Les nouveaux « consom’acteurs »

par C’est Nabum
mercredi 12 février 2025

 

Ils ne troueront jamais leur poche.

 

Bientôt on ne pourra plus affirmer qu'il y en a pour de la monnaie. Voilà bien un terme qui va sombrer dans les oubliettes de cette société du contrôle absolu, de la surveillance et du pistage de chaque instant. Plus besoin non plus d'attendre au coin du bois ces nouveaux « consom'acteurs » de leur propre fichage en espérant leur dérober la bourse. Ils est même impossible de leur rendre la monnaie de leur pièce…

Ils n'ont pour tout instrument de paiement qu'un téléphone, cette prothèse numérique qui accompagne tous leurs faits et gestes, leurs pensées et même leurs fantasmes alors qu'elle déforme les poches bien plus qu'une petite bourse. Ils ont besoin d'un réseau de satellites pour accomplir tous les faits et gestes de la vie quotidienne tout en mettant en scène leur propre existence. Ils se nourrissent d'images plus que de mots, je vous en paie mon billet.

Pas besoin de ferrailler avec eux pour leur expliquer que payer une baguette de pain ou un café avec cet instrument est pure hérésie d'autant plus qu'ils ne paient jamais les frais bancaires qui incombent à des commerçants qui se désespèrent de pareil comportement. Ils sont les pionniers d'un nouvel ordre mondial qui va éliminer l'argent liquide pour un contrôle fiscal plus impitoyable encore et permanent.

Adeptes de la facilité, ils n'ont cure de ces arguments, n'étant que des jouisseurs du progrès, des profiteurs du système. Ni porte-monnaie ni principe, ils n'ont pas la plus petite pièce sur eux, qu'elle soit sonnante, trébuchante ou bien vestimentaire. Avec eux, la femme du président n'a plus rien à quémander, elle rira jaune quand ils ne mettront rien dans son escarcelle.

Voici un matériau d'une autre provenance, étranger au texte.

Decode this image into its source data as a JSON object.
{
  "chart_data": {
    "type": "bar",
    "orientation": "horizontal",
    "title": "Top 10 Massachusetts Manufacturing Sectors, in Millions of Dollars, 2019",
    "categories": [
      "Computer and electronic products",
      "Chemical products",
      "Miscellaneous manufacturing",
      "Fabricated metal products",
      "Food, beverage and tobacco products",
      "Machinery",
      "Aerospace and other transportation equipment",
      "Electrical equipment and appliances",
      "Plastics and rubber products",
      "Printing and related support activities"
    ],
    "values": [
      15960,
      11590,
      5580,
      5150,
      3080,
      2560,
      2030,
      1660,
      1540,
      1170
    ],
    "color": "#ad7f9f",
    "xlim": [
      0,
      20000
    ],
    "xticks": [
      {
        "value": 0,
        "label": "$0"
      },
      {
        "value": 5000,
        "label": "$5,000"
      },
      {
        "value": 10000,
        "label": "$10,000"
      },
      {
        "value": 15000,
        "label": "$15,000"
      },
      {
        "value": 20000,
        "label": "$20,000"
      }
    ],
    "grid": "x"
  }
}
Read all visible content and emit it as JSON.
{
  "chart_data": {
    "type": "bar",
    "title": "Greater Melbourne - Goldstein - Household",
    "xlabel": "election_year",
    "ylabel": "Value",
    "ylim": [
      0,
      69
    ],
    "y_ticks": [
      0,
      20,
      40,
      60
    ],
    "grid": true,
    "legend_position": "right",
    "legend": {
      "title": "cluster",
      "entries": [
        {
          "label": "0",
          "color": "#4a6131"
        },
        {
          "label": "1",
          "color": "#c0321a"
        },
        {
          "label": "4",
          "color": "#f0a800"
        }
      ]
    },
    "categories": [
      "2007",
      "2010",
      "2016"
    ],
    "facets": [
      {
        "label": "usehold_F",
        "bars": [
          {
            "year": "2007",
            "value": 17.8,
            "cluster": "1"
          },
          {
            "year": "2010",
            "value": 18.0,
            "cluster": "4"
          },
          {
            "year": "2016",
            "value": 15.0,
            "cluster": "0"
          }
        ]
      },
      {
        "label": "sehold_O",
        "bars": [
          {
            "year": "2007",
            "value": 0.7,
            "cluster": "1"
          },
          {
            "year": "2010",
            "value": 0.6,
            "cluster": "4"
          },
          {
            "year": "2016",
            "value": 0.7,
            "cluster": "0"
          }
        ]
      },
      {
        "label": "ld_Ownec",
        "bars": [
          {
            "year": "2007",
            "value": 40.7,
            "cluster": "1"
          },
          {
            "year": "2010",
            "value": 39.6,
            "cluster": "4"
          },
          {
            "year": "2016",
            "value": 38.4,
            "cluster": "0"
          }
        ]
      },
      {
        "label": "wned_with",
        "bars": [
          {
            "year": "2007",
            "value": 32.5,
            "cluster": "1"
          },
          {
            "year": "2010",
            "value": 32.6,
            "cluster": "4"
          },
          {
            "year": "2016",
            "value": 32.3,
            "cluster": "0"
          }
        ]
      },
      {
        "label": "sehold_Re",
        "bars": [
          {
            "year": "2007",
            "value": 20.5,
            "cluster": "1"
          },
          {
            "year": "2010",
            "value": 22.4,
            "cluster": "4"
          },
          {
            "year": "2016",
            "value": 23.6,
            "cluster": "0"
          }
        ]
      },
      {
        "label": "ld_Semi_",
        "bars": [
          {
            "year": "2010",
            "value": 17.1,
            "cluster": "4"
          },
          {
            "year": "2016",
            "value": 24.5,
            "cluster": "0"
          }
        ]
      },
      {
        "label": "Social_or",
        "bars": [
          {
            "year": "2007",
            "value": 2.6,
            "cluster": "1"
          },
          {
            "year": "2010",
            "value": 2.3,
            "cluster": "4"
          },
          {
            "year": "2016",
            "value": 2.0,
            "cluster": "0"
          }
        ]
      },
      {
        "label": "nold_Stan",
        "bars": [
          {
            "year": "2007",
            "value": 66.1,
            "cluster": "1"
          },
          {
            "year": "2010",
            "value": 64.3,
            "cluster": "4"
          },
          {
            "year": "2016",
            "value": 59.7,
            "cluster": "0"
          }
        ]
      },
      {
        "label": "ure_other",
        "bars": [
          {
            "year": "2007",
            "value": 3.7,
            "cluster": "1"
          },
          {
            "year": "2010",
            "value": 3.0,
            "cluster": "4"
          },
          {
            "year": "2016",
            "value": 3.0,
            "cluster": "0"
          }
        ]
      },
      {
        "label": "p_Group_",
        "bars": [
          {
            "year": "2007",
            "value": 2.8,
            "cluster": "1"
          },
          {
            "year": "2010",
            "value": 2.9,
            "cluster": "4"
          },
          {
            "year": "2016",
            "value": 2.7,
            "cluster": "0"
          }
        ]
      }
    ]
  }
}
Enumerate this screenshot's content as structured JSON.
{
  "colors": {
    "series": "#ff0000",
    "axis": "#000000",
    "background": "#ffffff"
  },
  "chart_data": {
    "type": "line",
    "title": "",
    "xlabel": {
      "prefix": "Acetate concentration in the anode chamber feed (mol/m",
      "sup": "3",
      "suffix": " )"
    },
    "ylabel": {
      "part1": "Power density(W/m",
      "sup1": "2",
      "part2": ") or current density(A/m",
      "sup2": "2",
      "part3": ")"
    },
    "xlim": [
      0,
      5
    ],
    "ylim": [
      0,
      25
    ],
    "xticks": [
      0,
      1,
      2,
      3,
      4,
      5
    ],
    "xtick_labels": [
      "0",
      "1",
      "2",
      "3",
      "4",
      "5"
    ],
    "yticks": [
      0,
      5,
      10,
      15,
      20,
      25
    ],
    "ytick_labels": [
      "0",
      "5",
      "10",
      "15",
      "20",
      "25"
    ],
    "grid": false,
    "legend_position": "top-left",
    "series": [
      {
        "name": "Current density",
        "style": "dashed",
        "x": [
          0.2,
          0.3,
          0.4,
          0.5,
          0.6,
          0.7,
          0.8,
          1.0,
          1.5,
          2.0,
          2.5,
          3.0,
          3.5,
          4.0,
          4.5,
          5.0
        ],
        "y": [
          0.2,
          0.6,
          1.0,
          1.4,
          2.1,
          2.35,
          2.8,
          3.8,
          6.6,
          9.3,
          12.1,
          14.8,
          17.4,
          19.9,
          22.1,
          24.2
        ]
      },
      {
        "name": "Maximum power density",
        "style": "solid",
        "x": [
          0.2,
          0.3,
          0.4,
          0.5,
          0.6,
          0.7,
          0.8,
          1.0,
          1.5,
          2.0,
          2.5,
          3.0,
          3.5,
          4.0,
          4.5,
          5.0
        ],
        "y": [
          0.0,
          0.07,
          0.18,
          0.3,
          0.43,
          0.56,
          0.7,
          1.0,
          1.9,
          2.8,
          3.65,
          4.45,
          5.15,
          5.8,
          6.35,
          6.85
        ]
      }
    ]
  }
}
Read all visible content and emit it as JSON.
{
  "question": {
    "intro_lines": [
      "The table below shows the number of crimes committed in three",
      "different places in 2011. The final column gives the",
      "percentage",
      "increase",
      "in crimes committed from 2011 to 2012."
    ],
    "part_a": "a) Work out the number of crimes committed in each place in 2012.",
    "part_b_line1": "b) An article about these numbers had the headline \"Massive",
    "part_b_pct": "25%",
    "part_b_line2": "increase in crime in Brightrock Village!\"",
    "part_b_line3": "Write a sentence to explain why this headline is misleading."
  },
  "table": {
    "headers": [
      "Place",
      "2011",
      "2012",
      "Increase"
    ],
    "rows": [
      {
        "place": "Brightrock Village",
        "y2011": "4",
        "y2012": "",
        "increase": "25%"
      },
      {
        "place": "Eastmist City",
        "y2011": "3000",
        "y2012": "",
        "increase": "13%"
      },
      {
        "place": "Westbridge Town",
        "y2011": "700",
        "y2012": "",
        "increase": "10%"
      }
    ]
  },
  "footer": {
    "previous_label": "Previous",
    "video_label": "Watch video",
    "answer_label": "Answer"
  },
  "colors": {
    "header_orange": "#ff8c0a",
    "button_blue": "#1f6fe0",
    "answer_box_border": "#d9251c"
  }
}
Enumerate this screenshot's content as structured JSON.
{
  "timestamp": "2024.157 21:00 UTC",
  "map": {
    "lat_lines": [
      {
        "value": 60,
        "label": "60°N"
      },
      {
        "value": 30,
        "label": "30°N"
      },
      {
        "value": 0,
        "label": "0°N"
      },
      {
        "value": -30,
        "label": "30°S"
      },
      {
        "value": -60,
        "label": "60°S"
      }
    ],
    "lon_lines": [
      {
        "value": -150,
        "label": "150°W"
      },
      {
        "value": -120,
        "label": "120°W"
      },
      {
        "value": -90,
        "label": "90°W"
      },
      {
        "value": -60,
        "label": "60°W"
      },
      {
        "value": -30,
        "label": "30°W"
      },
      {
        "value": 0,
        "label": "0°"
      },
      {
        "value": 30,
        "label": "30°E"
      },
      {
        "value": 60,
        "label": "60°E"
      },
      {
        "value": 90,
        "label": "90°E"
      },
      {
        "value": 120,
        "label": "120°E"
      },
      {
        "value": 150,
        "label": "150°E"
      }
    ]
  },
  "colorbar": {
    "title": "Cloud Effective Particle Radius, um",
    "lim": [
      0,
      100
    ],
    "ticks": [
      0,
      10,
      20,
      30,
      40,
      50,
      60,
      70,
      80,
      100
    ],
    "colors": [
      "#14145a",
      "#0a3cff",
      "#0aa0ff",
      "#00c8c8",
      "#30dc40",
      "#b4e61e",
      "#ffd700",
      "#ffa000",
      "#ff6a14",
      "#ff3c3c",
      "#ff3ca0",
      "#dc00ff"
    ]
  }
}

Si par hasard, un chanteur des rues ou des guinguettes passe à portée de leurs oreilles, ils s'empresseront de sortir leur instrument pour filmer un petit extrait de ce moment si cocasse avant que de feindre de se désoler de ne pouvoir verser leur obole puisqu'ils n'ont pas le moindre sou sur eux. Ils prennent sans jamais rien donner au point que même dans les églises, il convient de prévoir un terminal bancaire pour le denier du culte de ces incultes.

Qu'un commerçant établisse un plancher pour le paiement numérique et ils s'indigneront de cet obstacle qui les prive de leur achat potentiel. Pour eux aucune limite à leur désir de tout confier à la dématérialisation et du reste ils s'emploient scrupuleusement à confier leur existence à l'absence de contacts humains. Ils désertent les marchés et les commerces de proximité pour passer commande sur la toile, se faire livrer si possible et éviter tout contact humain.

Ils vivent désormais par procuration avec ce petit boîtier qui enregistre leurs états d'âme et leur assure une vie sociale parfaitement fictive. Leurs amis sont virtuels, leurs loisirs numériques, leurs achats dématérialisés, leur existence dévitalisée. Ils converseront prochainement avec des entités imaginaires qui utiliseront les vecteurs de l'intelligence artificielle. Curieux télescopage du reste entre une sottise incommensurable et une illusion irrémédiable.

Je leur offre un billet, non pas ceux dont ils ignorent tout au point d'être incapable de rendre la monnaie si par un curieux hasard, ils se retrouvent à tenir boutique où à travailler sur un marché. Pour la moindre opération, ils sortiront leur supplétif artificiel pour calculer des opérations impossibles à leurs cerveaux déconnectés du calcul mental. À moins qu'ils ne se retrouvent dans un des ces établissements où un robot rend la monnaie pour des mesures hygiénistes.

Voilà ce monde auquel aspire nombre de ces gens résolument modernes. Je les regarde évoluer en m'interrogeant sur ce qui a dysfonctionné au cours de leur parcours de vie pour ainsi s'extraire progressivement de toute forme d'humanité. Ils me regardent alors avec des yeux de merlan frit, incapable de concevoir une société où les gens communiquent par la seule parole, en contact les uns avec les autres et dans une extrême proximité.